Back in February, President Biden made a landmark appointment to the Secretary of the Interior: Rep. Deb Haaland.

Felicia Fonseca wrote that “News of her nomination electrified Indian Country. Tribal leaders and organizations for weeks have urged people to write and call U.S. senators who will decide if she’ll lead the agency that has broad oversight over Native American affairs and energy development.”

Our Ancestor’s Dreams Come True

Felicia Fonseca reported:

To mark the event, supporters projected a picture of the New Mexico congresswoman on the side of the Interior building with text that read “Our Ancestors’ Dreams Come True.

“When Liberty saw a picture of Haaland in a traditional ribbon skirt and moccasins for Joe Biden’s inauguration, she cried. She thought about her grandmother Ethil Simmonds Liberty, who didn’t become a U.S. citizen until she was 9 despite being born in the U.S. on her tribe’s reservation that straddles Kansas and Nebraska. Her grandmother was a powerful advocate for her people, petitioning to turn a pigpen into a playground, writing letters to U.S. presidents and leading the way to get a road paved to the reservation, she said. Brandi Liberty thought about her own daughter, who she is hopeful will carry on her legacy in working with tribes and embracing their heritage.

Liberty also thought about other tribal nations and what Haaland could do in terms of moving them in the right direction and connecting them to Washington, D.C. Essentially, Liberty’s grandmother on a larger scale.

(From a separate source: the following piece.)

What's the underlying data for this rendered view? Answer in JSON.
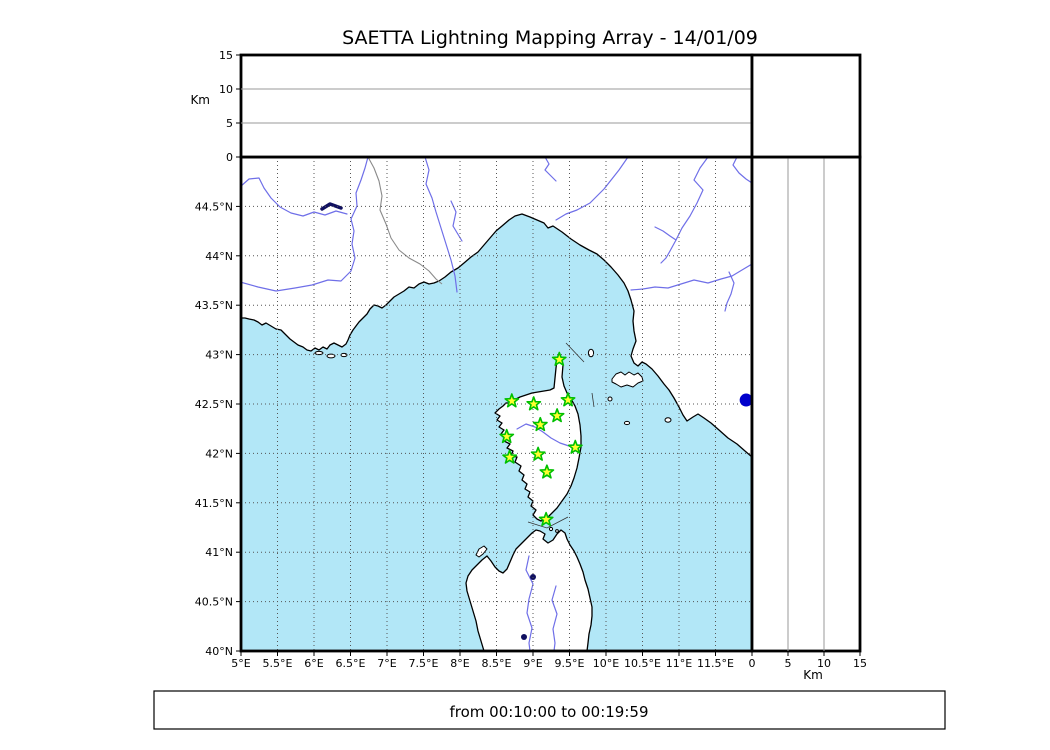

This is no different than when Obama became the first Black president and what that signified. This is a historical mark for Indian Country as a whole.

Charles P. Pierce writes,

“What makes Haaland’s nomination even more significant is the job for which she has been nominated—not merely because Interior is so deeply involved with Native affairs, but also because Native issues are so deeply involved with the land and the water and all the things that the previous administration tried to turn into a rummage sale. And also because of history. I’m willing to bet that no Cabinet nominee ever has begun an opening statement by noting:

I acknowledge that we are on the ancestral homelands of the Nakochtank, Anacostan, and Piscataway people…

Land Acknowledgement:

Since we celebrate National Indigenous Peoples Day on June 21, and since we are interested in ongoing truth and reconciliation, and since I live on Treaty 6 Territory: 

We acknowledge ‘the earth is the Lord’s, and everything in it, the world, and all who live in it’ (Psalm 24:1)

We acknowledge that we are on Treaty 6 territory, the traditional land and travelling route for the Cree, Saulteaux, Blackfoot, Métis, Dene and Nakota Sioux. 

We recognize that the people who were here well before many of our ancestors are also made in the image of the Living God worthy of dignity and respect with whom we can share the bountiful news of Jesus and the bounty of this land.

We also recognize the past role the Church has had in the painful legacy of colonization in which it was complicit – and therefore we are mindful to be humble and repentant, open to correction and teaching in our spiritual journey. 

Since we are people who have entered into the benefits of this treaty and this land, we are dedicated to truth and reconciliation, and to renew our commitment to be ambassadors of reconciliation to the glory of our Lord and Saviour, Jesus Christ.